Por outro lado, a análise também calcula um impacto
positivo no valor econômico de mercado e no PIB (Produto Interno Bruto), com
uma injeção de R$ 403 milhões à economia do país.
¨
Vale e JBS lideram em ranking global de empresas ‘bloqueadas’ por
investidores
JBS E VALE ESTÃO
ENTRE AS EMPRESAS mais rejeitadas por
investidores em ranking mundial da plataforma “Financial
Exclusions Tracker”, atualizado nesta quinta-feira (12). O ranking é
baseado em informações divulgadas por 93 instituições financeiras globais,
incluindo grandes bancos e fundos de pensão. Ele lista quais são as empresas
nas quais elas se recusam a investir devido a alegadas práticas nocivas de
negócio.
A mineradora brasileira é a
que mais recebeu exclusões motivadas por preocupações de direitos humanos. Ao
todo, 22 instituições financeiras informam, segundo a plataforma, não realizar
negócios com a Vale por conta do tema. Além de enfrentar denúncias sobre
o impacto de suas operações em comunidades tradicionais na Amazônia, a empresa teve a sua imagem internacional fortemente abalada pelo
rompimento das barragens de Brumadinho e Mariana, em Minas Gerais, que
provocaram centenas de mortes.
Questionada pela reportagem,
a Vale informou que não comentaria o ranking. A companhia afirmou que “mantém
seu compromisso com os princípios do Pacto Global da ONU e reconhece sua
importância como orientação fundamental e mecanismo de conformidade para a
companhia” e que “desde 2019, a empresa está focada em transformar a
organização e melhorar suas práticas em questões ambientais, sociais e de
governança”. A resposta da empresa na íntegra pode ser lida aqui.
Já a JBS, uma das empresas
mais afetadas pela operação Lava Jato, é a líder global no ranking de exclusões
relacionadas a “práticas de negócios” – categoria que inclui vetos de
investidores por preocupações relacionadas a corrupção, fraudes e evasão
fiscal. A plataforma lista 15 instituições financeiras que rejeitam oferecer
apoio financeiro ao frigorífico pelos motivos elencados nesta categoria.

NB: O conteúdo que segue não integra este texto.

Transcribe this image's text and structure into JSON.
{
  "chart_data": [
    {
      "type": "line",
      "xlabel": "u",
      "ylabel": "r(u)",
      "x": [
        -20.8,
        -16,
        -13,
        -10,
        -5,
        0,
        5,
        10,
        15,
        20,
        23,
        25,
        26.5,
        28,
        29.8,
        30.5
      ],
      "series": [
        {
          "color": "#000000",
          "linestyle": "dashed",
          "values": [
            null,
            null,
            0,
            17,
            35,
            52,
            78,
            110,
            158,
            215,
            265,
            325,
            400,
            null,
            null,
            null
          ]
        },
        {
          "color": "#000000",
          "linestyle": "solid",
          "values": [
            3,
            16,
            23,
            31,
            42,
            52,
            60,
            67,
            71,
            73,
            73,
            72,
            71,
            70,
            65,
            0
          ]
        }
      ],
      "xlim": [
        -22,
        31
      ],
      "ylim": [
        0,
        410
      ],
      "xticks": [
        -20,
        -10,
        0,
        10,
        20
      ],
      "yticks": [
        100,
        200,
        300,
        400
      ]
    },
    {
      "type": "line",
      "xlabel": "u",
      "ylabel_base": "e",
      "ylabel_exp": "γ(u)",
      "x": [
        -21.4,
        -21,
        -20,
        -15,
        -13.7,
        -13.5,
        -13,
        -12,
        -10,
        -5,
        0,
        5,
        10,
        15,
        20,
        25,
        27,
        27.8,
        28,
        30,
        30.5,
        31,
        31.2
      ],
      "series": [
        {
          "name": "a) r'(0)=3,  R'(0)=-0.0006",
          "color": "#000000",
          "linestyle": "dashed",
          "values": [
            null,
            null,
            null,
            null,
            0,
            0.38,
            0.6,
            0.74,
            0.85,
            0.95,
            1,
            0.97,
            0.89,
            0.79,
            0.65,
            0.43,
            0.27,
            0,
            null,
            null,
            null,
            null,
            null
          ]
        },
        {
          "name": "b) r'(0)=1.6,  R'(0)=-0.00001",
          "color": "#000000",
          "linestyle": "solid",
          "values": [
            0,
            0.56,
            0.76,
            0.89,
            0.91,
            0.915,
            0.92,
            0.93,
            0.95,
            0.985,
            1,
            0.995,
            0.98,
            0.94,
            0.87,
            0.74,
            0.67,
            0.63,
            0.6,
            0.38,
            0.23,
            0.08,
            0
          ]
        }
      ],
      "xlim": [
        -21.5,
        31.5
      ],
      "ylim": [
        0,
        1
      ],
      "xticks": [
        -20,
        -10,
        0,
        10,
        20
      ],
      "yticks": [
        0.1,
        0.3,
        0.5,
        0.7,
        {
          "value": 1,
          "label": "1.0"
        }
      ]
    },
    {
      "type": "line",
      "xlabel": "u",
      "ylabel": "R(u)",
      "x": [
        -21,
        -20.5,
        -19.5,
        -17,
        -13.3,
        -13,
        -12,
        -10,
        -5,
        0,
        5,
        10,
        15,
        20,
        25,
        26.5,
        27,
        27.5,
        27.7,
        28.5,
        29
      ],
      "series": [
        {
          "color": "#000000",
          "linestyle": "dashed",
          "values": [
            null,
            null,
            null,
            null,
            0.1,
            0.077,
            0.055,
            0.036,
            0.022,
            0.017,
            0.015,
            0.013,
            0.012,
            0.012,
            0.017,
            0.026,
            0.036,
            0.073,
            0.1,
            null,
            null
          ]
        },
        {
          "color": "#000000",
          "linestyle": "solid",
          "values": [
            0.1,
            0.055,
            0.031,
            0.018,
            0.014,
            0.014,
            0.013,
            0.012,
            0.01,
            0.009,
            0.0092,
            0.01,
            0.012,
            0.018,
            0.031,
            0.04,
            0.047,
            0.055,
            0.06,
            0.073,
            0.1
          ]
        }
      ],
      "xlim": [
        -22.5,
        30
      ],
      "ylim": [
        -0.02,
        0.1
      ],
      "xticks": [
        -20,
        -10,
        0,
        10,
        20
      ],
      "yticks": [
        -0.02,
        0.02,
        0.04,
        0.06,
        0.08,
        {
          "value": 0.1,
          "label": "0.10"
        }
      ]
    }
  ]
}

Procurada, a JBS afirmou que
o mapeamento “possui falhas na apresentação dos dados” e que não iria se
manifestar sobre ele. Também declarou que “possui uma sólida relação com as
instituições do mercado financeiro há muitos anos, sendo hoje a empresa do
setor de alimentos e bebidas listada na B3 que possui a maior cobertura de
analistas de mercado e 100% da recomendação de compra”. A manifestação completa
pode ser lida aqui.
“Esse mapeamento sinaliza
que algumas empresas têm um impacto ambiental e social tão grave que estão
sendo excluídas do mercado financeiro porque representam um grande risco [para
os investidores]”, analisa Merel van der Mark, da Rainforest Action Network –
uma das organizações mantenedoras da plataforma.

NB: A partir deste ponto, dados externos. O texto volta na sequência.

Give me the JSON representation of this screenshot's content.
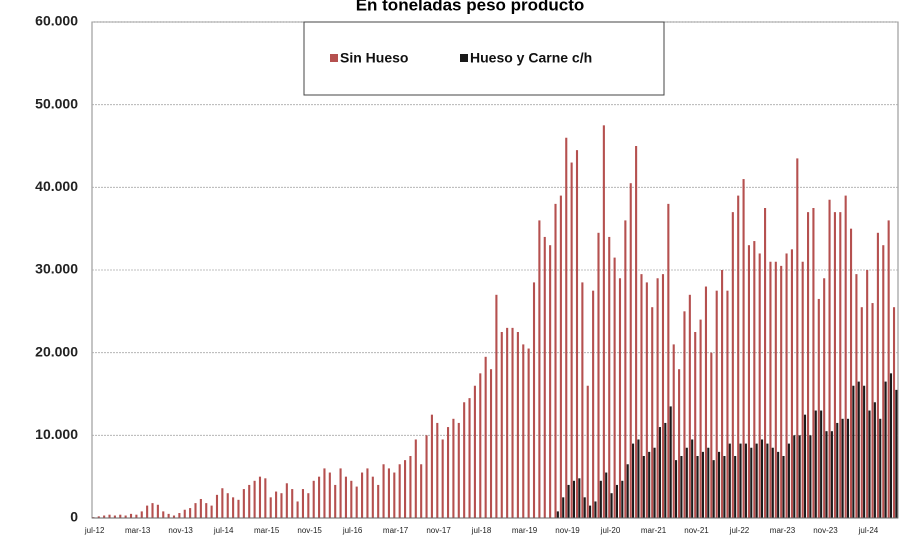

<><> Outras empresas brasileiras
Na lista das companhias
brasileiras com grande número de rejeições aparecem ainda a estatal Petrobras e
a Eneva, empresa que tem o BTG Pactual como principal acionista e que produz
energia a partir de combustíveis fósseis. Ambas são vetadas por investidores
por preocupações relacionadas a direitos humanos e ao aquecimento global.
Petrobras e Eneva não se
posicionaram até o fechamento desta reportagem. O espaço segue aberto para
manifestações futuras.
“Diligência adicional é
necessária para empresas que aparecem neste banco de dados. Esperamos que elas
melhorem suas práticas”, afirma Kees Kodde, líder de projeto da Fair Finance
International, outra das organizações responsáveis pela plataforma.

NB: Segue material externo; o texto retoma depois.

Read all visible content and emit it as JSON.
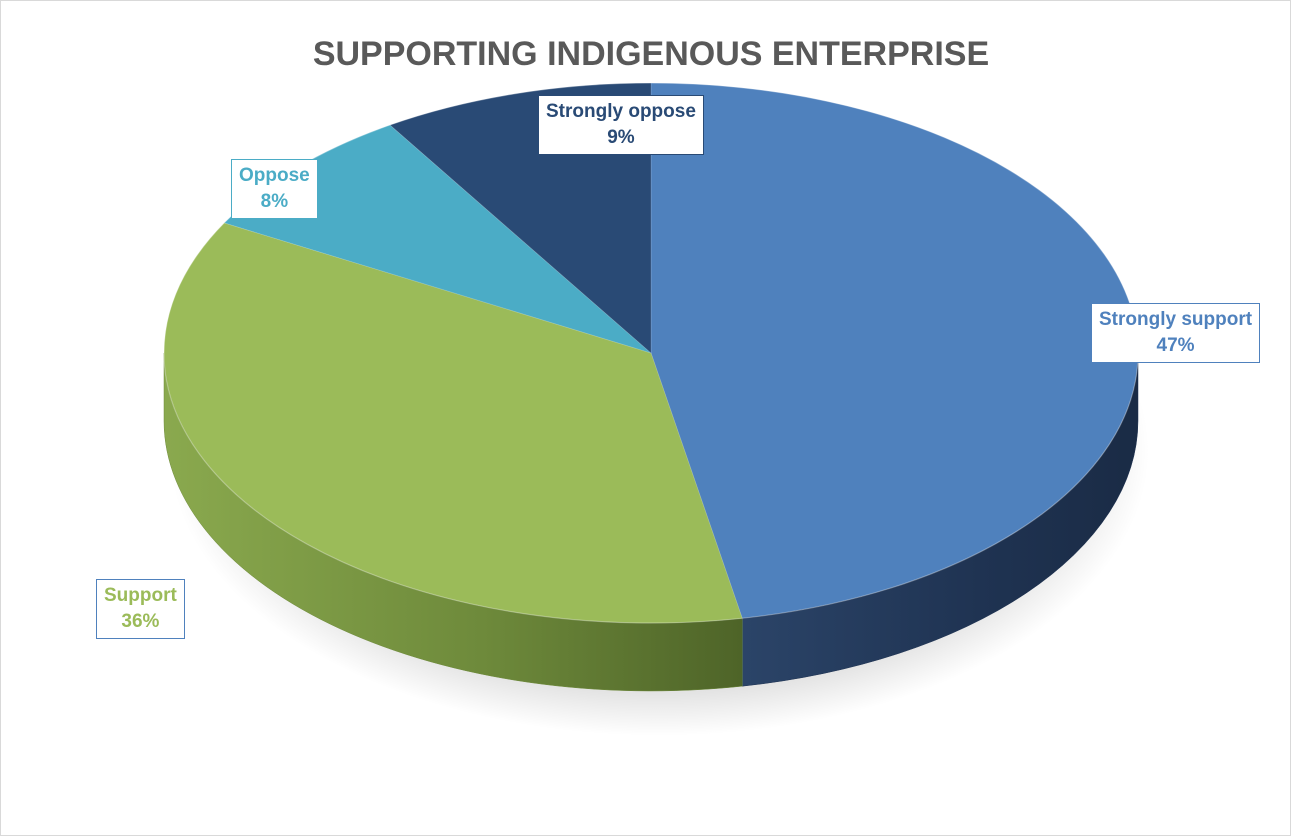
{
  "chart_data": {
    "type": "pie",
    "style": "3d",
    "title": "SUPPORTING INDIGENOUS ENTERPRISE",
    "legend": "none",
    "slices": [
      {
        "label": "Strongly support",
        "value": 47,
        "pct_label": "47%",
        "color": "#4f81bd",
        "side": "#1f3352"
      },
      {
        "label": "Support",
        "value": 36,
        "pct_label": "36%",
        "color": "#9bbb59",
        "side": "#6e8a3b"
      },
      {
        "label": "Oppose",
        "value": 8,
        "pct_label": "8%",
        "color": "#4bacc6",
        "side": "#2f7f95"
      },
      {
        "label": "Strongly oppose",
        "value": 9,
        "pct_label": "9%",
        "color": "#294a75",
        "side": "#1b3150"
      }
    ]
  }
}
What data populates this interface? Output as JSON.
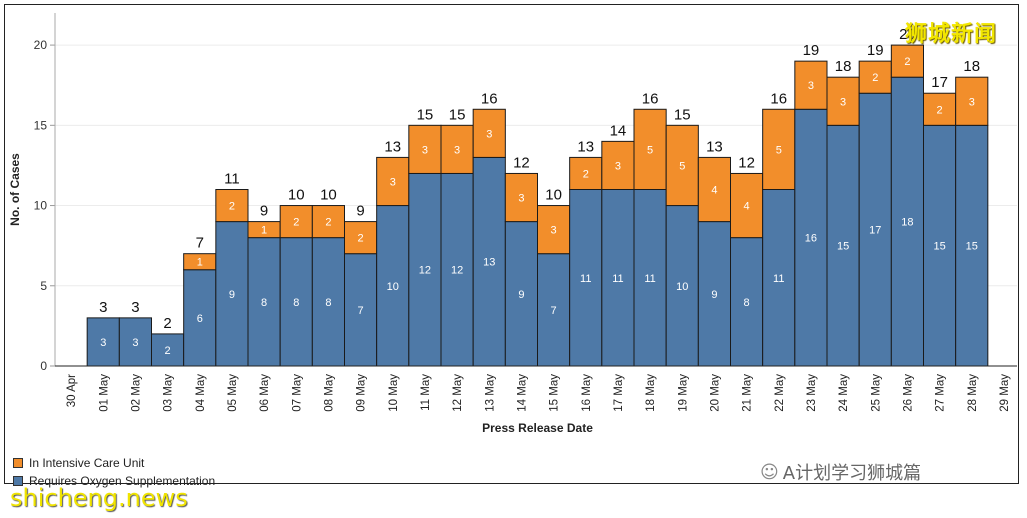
{
  "chart_data": {
    "type": "bar",
    "stacked": true,
    "categories": [
      "30 Apr",
      "01 May",
      "02 May",
      "03 May",
      "04 May",
      "05 May",
      "06 May",
      "07 May",
      "08 May",
      "09 May",
      "10 May",
      "11 May",
      "12 May",
      "13 May",
      "14 May",
      "15 May",
      "16 May",
      "17 May",
      "18 May",
      "19 May",
      "20 May",
      "21 May",
      "22 May",
      "23 May",
      "24 May",
      "25 May",
      "26 May",
      "27 May",
      "28 May",
      "29 May"
    ],
    "series": [
      {
        "name": "Requires Oxygen Supplementation",
        "color": "#4e79a7",
        "values": [
          null,
          3,
          3,
          2,
          6,
          9,
          8,
          8,
          8,
          7,
          10,
          12,
          12,
          13,
          9,
          7,
          11,
          11,
          11,
          10,
          9,
          8,
          11,
          16,
          15,
          17,
          18,
          15,
          15,
          null
        ]
      },
      {
        "name": "In Intensive Care Unit",
        "color": "#f28e2b",
        "values": [
          null,
          0,
          0,
          0,
          1,
          2,
          1,
          2,
          2,
          2,
          3,
          3,
          3,
          3,
          3,
          3,
          2,
          3,
          5,
          5,
          4,
          4,
          5,
          3,
          3,
          2,
          2,
          2,
          3,
          null
        ]
      }
    ],
    "totals": [
      null,
      3,
      3,
      2,
      7,
      11,
      9,
      10,
      10,
      9,
      13,
      15,
      15,
      16,
      12,
      10,
      13,
      14,
      16,
      15,
      13,
      12,
      16,
      19,
      18,
      19,
      20,
      17,
      18,
      null
    ],
    "title": "",
    "xlabel": "Press Release Date",
    "ylabel": "No. of Cases",
    "ylim": [
      0,
      22
    ],
    "yticks": [
      0,
      5,
      10,
      15,
      20
    ],
    "grid": true,
    "legend_position": "bottom-left"
  },
  "legend": {
    "icu": "In Intensive Care Unit",
    "oxygen": "Requires Oxygen Supplementation"
  },
  "watermarks": {
    "top_right": "狮城新闻",
    "bottom_left": "shicheng.news",
    "wechat": "A计划学习狮城篇"
  }
}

De acordo com o mapeamento,
o impacto climático é o principal motivo para investidores vetarem negócios com
empresas, representando quase metade (48%) das exclusões. O envolvimento de
companhias com o setor de armamentos aparece na sequência (15%), seguido pelo
envolvimento com a indústria do tabaco (13%), preocupações relacionadas a
políticas nacionais dos países onde a empresa atua (6%) e vetos de investimento
a outros produtos considerados nocivos (5%), como álcool e jogos de azar.
Os cinco países com mais
empresas rejeitadas são Estados Unidos (1.160), China (852), Índia (341),
Canadá (290) e Rússia (283).
O ranking é uma iniciativa
das organizações BankTrack, Both ENDS, Fair Finance International, Forests
& Finance, Health Funds for a Smokefree Netherlands, Milieudefensie
(Friends of the Earth Netherlands), PAX, Profundo Research Foundation,
Rainforest Action Network e Environmental Paper Network.